Qualys warns attackers exploit flaws before disclosure
Qualys has published research on vulnerability remediation and exploitation trends. The study examined more than 1 billion known exploited vulnerability records across more than 10,000 organisations over four years.
The findings point to a widening gap between the pace of exploitation and the speed at which security teams can patch systems. The report says the average time to exploit fell to minus one day, indicating that attackers are now exploiting some vulnerabilities before public disclosure.
Closed vulnerability events rose sharply over the period reviewed, increasing 6.5-fold from 73 million in 2022 to 473 million in 2025. This suggests remediation workloads are growing faster than many teams can manage through manual processes.
At the same time, the proportion of critical vulnerabilities left open after a week worsened. In 2025, 63% of critical flaws were still unresolved at Day 7, up from 56% in 2022, despite security teams processing more remediation tickets.
Exposure window
The research argues that the standard metric of mean time to remediate no longer reflects the true period of business risk, because exploitation can begin before disclosure. In its place, Qualys introduced what it calls Average Window of Exposure, a measure that tracks the period from exploitation to remediation.
Using that model, Qualys found that 85% of vulnerable assets remained unpatched at the point of disclosure. It also found that 33% were still open after 21 days and 12% remained exposed after 90 days.
The report also highlighted a concentration of risk among a small subset of vulnerabilities. Of the 48,172 vulnerabilities disclosed in 2025, Qualys identified 357, or 0.74%, as both remotely exploitable and actively weaponised.
The finding adds to a longstanding cyber security debate over how companies should prioritise patching. Rather than treating all newly disclosed flaws as equally urgent, the research suggests organisations should focus more tightly on vulnerabilities already being used in attacks.
Zero-day trend
Among 52 actively weaponised vulnerabilities analysed in the study, half were exploited before public disclosure. One Windows kernel vulnerability in the dataset had been exploited 182 days before disclosure.
The figures underline the pressure on defenders, who must decide what to patch first while managing a growing backlog. Manual remediation workflows can stretch average closure times to four to five times beyond the median. The report cites Spring4Shell as one example, with average remediation time reaching 266 days.
Edge devices, including firewalls, VPNs and gateways, were identified as carrying the highest strategic risk per vulnerability. These systems often sit at the network perimeter and are common targets because they can offer direct access into corporate environments.
The study also links faster remediation to greater use of automation and artificial intelligence in validation and prioritisation. According to Qualys, such tools can help security teams distinguish between theoretical exposure and flaws that present an immediate route for attack.

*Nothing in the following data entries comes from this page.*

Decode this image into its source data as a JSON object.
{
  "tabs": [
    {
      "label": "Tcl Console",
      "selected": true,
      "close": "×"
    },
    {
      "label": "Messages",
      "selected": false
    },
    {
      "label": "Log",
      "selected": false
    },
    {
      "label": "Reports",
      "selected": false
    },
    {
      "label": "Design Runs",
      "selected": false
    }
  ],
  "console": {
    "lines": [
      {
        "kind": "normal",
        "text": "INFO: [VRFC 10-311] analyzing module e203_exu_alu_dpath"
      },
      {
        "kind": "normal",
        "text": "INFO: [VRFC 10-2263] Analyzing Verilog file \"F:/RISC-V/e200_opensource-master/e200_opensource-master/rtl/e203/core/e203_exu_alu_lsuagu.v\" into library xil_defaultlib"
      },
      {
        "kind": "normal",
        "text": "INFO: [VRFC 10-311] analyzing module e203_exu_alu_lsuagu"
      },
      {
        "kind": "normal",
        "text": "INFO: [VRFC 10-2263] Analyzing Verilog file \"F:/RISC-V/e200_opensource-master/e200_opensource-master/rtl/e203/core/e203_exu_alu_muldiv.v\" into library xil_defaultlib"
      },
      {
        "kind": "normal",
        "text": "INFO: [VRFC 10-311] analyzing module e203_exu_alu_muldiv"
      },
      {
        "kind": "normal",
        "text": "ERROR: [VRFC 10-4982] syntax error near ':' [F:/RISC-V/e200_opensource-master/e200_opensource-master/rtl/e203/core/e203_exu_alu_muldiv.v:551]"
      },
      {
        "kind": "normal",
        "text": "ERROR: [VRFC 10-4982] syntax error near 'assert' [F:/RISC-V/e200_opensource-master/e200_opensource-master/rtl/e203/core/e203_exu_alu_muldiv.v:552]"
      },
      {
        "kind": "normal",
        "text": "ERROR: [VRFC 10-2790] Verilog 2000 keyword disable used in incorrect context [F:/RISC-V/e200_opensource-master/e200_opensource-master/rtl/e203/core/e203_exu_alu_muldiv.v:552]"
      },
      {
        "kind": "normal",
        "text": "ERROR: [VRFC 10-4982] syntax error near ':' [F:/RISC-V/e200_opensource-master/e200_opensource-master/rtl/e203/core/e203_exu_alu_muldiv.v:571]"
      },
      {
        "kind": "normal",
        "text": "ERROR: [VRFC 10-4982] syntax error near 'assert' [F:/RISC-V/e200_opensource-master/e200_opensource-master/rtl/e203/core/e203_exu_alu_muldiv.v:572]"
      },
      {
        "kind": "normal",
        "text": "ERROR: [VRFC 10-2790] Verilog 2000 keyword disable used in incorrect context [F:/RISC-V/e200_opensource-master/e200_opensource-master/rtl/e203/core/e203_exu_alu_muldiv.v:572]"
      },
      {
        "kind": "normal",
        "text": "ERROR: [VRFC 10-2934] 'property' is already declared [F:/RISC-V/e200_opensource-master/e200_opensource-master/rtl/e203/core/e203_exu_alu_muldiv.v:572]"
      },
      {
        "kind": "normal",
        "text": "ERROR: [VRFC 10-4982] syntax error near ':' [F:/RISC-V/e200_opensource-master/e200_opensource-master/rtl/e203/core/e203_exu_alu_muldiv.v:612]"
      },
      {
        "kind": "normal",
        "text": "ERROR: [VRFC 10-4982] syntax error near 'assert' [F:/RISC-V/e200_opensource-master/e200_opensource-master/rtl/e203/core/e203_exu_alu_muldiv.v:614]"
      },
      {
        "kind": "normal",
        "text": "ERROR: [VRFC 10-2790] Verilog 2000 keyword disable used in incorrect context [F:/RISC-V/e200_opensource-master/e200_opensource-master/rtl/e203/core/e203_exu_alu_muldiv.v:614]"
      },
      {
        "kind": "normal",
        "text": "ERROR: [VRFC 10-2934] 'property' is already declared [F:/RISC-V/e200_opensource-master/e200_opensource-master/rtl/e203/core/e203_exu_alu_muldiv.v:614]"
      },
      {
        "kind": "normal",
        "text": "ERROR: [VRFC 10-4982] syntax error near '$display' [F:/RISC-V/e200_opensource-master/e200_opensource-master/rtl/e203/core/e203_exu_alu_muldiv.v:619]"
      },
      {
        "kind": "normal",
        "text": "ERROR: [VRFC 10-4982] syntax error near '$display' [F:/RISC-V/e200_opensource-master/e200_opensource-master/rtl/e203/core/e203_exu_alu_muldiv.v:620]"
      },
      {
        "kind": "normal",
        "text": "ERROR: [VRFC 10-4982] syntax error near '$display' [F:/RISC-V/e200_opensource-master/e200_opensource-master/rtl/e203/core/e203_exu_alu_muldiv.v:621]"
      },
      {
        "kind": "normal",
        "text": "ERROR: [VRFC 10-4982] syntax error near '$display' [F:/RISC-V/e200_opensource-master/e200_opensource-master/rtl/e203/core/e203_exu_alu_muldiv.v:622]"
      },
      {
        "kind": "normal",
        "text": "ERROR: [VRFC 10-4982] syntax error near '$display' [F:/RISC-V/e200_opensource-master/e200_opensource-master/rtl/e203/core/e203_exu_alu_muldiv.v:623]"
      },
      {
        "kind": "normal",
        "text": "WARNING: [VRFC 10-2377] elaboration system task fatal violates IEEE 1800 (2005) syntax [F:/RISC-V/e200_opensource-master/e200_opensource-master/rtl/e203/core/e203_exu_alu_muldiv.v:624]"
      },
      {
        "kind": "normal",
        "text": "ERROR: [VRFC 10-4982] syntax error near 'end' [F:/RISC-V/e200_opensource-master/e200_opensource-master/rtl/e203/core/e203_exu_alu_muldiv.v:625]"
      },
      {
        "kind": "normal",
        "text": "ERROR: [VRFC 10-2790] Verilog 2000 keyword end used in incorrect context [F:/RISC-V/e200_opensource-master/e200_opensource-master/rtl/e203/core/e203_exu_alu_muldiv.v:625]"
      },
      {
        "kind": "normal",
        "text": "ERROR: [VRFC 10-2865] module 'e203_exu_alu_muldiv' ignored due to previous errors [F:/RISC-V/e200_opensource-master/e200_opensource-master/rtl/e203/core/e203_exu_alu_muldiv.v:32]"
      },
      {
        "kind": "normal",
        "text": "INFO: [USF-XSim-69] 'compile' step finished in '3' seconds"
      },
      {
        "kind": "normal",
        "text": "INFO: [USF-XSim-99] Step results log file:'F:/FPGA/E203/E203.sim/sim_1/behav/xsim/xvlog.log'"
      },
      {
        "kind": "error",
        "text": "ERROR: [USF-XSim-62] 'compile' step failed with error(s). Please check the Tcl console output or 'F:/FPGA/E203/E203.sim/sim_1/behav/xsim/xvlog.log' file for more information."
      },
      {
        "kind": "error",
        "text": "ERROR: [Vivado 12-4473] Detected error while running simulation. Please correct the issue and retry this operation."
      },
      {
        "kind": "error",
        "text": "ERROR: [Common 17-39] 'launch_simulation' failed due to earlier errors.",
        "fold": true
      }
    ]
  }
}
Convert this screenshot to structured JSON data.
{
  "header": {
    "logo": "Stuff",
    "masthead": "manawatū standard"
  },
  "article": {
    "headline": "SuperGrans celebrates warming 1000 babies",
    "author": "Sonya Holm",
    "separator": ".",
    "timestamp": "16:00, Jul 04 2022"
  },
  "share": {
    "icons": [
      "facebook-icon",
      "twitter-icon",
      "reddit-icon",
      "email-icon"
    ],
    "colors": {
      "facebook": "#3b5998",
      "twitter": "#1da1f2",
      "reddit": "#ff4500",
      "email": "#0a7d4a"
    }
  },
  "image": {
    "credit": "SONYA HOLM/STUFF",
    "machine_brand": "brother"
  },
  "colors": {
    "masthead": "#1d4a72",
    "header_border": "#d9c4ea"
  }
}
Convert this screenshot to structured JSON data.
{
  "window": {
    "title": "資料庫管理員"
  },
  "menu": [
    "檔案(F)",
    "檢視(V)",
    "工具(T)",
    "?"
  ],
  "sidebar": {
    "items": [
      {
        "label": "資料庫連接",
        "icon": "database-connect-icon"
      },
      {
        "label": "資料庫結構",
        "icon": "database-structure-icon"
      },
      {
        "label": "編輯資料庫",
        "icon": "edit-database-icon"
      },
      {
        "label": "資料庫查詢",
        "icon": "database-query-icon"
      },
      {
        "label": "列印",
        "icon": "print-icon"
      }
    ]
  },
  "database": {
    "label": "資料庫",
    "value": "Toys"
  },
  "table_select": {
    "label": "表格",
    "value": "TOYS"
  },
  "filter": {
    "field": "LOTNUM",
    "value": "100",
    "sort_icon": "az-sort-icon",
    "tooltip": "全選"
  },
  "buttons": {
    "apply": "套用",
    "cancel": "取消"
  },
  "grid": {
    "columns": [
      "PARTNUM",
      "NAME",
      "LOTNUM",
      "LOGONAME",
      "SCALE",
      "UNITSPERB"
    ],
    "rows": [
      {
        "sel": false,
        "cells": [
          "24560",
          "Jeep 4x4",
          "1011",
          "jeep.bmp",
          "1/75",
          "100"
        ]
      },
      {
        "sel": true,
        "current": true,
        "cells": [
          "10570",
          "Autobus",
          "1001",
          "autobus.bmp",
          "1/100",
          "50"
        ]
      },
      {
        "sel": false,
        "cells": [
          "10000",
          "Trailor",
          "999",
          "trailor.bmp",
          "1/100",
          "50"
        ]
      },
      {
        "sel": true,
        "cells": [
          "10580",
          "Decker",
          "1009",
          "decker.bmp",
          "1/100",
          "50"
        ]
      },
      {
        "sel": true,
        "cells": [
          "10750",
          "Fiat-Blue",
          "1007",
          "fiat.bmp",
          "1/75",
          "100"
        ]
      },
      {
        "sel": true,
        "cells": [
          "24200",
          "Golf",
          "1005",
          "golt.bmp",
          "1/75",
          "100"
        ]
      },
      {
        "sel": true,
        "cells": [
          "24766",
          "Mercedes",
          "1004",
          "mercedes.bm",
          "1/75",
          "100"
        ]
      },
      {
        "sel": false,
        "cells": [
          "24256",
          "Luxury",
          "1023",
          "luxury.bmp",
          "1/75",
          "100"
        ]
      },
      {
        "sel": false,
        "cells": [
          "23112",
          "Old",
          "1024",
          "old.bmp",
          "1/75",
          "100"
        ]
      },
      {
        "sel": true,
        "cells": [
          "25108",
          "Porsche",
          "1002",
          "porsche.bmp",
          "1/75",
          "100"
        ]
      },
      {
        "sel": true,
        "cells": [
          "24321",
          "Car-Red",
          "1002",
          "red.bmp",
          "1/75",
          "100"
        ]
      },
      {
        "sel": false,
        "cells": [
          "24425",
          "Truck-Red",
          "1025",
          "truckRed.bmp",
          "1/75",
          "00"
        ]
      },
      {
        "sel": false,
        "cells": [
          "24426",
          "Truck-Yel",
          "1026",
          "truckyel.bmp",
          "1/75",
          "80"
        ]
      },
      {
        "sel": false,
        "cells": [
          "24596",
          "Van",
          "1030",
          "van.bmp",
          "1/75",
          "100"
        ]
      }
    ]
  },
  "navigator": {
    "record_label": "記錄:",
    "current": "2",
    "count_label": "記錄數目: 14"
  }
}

Saeed Abbasi, Head of Threat Research Unit at Qualys, commented on the findings in a public post: "Speed matters and the only way we can combat the speed at which attackers are weaponizing exploits, is by leveraging AI and automation to focus on reducing the risk that truly matters."
The central message of the research is that rising vulnerability volumes, earlier exploitation and slower manual remediation are reshaping how cyber risk is measured. Of the 48,172 vulnerabilities disclosed in 2025, only 357 were found to be remotely exploitable and actively weaponised.